La storia delle bonifiche è anche finita nell’inchiesta del Mose. Non se ne esce?

«Bisogna voltare pagina, nella chiarezza e nella trasparenza. Le attuali normative non sono un aiuto ma un vincolo insuperabile per l’insediamento di nuove attività economiche a Marghera».

Porto e aeroporto.

«Una ricchezza per il territorio. L’aeroporto con la gestione dei privati si è allargato ed è diventato il terzo in Italia. Ha ancora molte potenzialità, non dobbiamo opporci allo sviluppo. Così per le crociere e per il porto».

Ci sono anche dei problemi ambientali e di compatibilità.

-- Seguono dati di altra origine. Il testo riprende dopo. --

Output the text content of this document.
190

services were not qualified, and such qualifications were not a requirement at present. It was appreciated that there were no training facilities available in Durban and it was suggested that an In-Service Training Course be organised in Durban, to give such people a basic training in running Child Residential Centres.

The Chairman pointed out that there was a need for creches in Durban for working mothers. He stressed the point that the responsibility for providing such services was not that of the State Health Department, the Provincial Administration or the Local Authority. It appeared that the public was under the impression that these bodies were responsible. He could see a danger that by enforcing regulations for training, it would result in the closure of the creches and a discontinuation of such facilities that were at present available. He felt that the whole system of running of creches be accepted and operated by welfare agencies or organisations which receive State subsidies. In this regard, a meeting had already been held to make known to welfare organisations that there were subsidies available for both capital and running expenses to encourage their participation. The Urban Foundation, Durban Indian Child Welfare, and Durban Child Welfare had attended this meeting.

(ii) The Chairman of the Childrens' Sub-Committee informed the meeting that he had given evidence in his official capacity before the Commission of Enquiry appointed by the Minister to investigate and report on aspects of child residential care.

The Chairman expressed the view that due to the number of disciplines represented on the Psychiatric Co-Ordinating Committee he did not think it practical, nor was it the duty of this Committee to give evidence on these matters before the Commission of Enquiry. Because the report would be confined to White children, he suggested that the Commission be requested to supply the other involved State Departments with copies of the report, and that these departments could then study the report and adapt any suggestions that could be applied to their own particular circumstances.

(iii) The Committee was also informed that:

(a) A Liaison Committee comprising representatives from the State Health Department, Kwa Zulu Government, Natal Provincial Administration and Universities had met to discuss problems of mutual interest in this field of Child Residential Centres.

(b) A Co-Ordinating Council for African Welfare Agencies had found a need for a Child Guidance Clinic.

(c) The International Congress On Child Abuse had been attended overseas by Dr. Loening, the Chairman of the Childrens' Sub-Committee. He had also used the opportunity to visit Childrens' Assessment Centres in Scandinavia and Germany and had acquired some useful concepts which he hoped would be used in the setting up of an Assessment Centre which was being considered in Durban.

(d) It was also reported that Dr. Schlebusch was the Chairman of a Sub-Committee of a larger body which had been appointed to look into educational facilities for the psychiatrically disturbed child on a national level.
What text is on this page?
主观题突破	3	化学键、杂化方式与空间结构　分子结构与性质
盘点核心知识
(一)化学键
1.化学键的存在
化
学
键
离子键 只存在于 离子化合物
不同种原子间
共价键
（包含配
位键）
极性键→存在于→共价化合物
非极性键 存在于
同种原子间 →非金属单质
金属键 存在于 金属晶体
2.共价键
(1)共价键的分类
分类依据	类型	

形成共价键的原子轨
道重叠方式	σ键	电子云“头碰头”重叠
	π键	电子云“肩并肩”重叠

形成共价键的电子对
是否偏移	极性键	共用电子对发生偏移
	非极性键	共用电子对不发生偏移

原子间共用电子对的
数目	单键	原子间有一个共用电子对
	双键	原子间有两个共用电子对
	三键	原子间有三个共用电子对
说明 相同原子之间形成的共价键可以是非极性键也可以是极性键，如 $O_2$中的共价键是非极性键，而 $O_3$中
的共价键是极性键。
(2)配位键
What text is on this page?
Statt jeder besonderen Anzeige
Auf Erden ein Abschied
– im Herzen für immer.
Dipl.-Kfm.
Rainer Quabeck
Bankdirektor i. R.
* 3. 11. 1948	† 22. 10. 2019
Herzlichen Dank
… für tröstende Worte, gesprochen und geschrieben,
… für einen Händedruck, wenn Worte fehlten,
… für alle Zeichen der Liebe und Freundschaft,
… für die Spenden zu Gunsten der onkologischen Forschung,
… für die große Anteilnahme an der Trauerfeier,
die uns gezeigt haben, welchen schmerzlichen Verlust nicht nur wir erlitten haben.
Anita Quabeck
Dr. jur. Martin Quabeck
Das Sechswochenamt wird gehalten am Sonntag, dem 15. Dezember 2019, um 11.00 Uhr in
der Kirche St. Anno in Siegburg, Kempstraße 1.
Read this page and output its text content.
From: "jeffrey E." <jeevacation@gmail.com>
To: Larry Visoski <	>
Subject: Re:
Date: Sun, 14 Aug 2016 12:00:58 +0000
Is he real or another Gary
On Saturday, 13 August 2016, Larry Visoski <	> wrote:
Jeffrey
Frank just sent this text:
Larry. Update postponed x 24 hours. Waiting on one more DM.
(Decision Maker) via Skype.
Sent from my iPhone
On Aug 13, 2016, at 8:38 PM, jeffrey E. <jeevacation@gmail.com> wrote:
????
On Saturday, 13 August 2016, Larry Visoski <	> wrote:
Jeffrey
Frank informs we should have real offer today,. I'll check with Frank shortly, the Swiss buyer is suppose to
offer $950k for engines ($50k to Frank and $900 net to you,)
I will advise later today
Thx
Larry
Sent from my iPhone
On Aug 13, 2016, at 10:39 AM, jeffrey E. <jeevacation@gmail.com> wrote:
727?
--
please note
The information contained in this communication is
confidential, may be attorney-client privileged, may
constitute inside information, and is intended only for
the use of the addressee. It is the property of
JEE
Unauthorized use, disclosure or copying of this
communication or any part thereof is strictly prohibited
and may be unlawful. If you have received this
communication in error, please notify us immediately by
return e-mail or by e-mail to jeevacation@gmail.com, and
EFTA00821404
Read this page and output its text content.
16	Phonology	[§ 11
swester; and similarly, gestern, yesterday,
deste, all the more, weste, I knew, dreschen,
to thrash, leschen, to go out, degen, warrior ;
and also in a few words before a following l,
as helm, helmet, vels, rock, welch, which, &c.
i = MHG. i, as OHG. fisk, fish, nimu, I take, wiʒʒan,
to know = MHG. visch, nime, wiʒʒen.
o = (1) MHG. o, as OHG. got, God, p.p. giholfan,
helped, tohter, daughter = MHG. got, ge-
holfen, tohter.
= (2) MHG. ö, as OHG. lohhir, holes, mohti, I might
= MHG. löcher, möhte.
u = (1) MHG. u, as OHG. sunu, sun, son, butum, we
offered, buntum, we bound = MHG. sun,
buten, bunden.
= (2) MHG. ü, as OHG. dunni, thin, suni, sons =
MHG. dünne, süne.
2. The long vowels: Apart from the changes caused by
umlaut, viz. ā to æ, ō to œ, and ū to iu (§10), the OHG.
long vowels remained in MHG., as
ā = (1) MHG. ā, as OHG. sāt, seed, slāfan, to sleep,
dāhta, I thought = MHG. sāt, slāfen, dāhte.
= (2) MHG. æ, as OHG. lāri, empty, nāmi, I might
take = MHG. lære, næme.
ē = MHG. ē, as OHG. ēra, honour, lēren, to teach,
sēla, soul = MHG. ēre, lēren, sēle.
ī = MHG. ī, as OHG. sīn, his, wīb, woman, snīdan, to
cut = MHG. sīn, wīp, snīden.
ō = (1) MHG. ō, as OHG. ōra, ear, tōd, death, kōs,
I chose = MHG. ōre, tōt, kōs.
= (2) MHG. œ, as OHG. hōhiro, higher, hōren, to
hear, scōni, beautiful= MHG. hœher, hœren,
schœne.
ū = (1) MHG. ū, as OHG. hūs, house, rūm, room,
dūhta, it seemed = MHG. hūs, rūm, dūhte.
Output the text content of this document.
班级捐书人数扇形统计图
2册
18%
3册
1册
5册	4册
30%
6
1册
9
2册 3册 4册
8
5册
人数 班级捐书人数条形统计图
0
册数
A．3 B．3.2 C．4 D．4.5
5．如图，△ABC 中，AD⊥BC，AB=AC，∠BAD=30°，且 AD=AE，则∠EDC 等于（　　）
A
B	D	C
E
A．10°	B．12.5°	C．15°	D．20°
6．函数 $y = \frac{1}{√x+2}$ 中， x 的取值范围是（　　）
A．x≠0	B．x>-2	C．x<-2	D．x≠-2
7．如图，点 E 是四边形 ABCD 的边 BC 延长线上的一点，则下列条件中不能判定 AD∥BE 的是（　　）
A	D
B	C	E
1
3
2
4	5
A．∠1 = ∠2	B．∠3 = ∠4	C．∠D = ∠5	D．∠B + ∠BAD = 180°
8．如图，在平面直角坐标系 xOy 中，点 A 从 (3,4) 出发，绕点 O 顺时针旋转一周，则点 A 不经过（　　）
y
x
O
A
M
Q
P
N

«Naturalmente bisogna tenerne conto. Ma non possiamo frenare i progetti di sviluppo o rinunciare a eccellenze che abbiamo».

Si è detto che l’imprenditoria veneziana è stata spesso assistita, abituata ad avere le risorse garantite.

«Non direi. Certo chi opera a Venezia può sfruttare il brand di questa città unica al mondo. Proprio per questo ha interesse a operare bene, anche nel settore dell’impatto ambientale».

Nel campo di green economy ancora non si è fatto molto.

«Qualcosa si sta facendo, con riduzione delle emissioni di Co2, ricerca, start up».

Insomma, la crisi è alle spalle.

«Ripeto, il trend è favorevole. Ma se non si interviene sulla burocrazia, torneremo presto all’emergenza».